Josephine Tay (real name: Elizabeth Mackintosh) sets everything we presume to know about Richard on its head. If I found her argument compelling way back in high school, it became all the more riveting now. I doubt I’ll forget the gist of it this time, since I subscribe to the argument that Richard was innocent and slandered by the powers that shouldn’t have been – namely, the Tudors, who had zero claim to the throne.
I have stated before that I do not wish for this blog to become a book report. So instead of recounting her entire argument, I will share what were for me her two most salient and convincing points:
1) Richard ascended to power legitimately via a document called Titulus Regius (“royal title” in Latin) which Wikipedia describes as: a statute of the Parliament of England, issued in 1484, by which the title of King of England was given to Richard III.
It is an official declaration that describes why the Parliament had found, the year before, that the marriage of Edward IV of England to Elizabeth Woodville had been invalid, and consequently their children, including Edward, Richard and Elizabeth, were illegitimate and, therefore, debarred from the throne. Thus Richard III was proclaimed the rightful king.

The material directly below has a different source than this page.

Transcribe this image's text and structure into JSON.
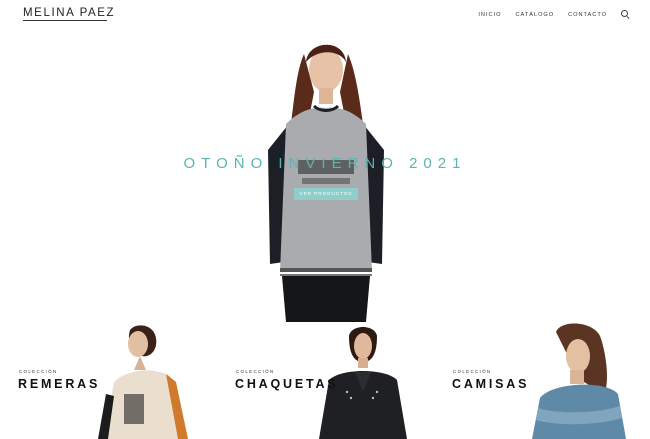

With this document in hand and having secured rule lawfully by declaration of Parliament, Richard had no reason to kill his nephews. None. Doing so would only have made him look bad at a time when England – aside from the Woodvilles and Lancastrians – embraced him as the new king.
2) Richmond/Henry VII had all the reason in the world to want the nephews dead. Why? Because in his desire to marry an empowered Elizabeth, he had the Titulus Regius revoked unread and expunged from the record. But by doing so, he inadvertently restored the two nephews who were far more entitled to the throne than Henry! The only way he could have it both ways was to disappear the two kids and blame it convincingly on Richard.
I have condensed and highlighted what for me are the most powerful arguments. But there are others, including the dire fates of the the York children under Henry, how the murder “confession” came about twenty years too late and how the subsequent slanted history was written by Tudor loyalists and sycophants.
It’s here that Tey’s reasoning grows gargantuan and viral, gobbling more than just Richard III, Henry VII, Thomas More and Shakespeare. For once her argument is absorbed and assimilated, we find ourselves like the lead character, Grant, proclaiming that we’ll never trust our history books again.
Winners write history. Most of what we accept as fact comes with an implicit agenda. When we’re finished questioning Richard, we start to wonder about other myths that may have been handed down to us: George Washington and the cherry tree, Honest Abe, the League of Nations, the creation of the Federal Reserve, the Bay of Pigs, the assassinations of JFK, MLK, Bobby and Malcom X. Where does it end? How much of what we have been told can we — and should we — believe?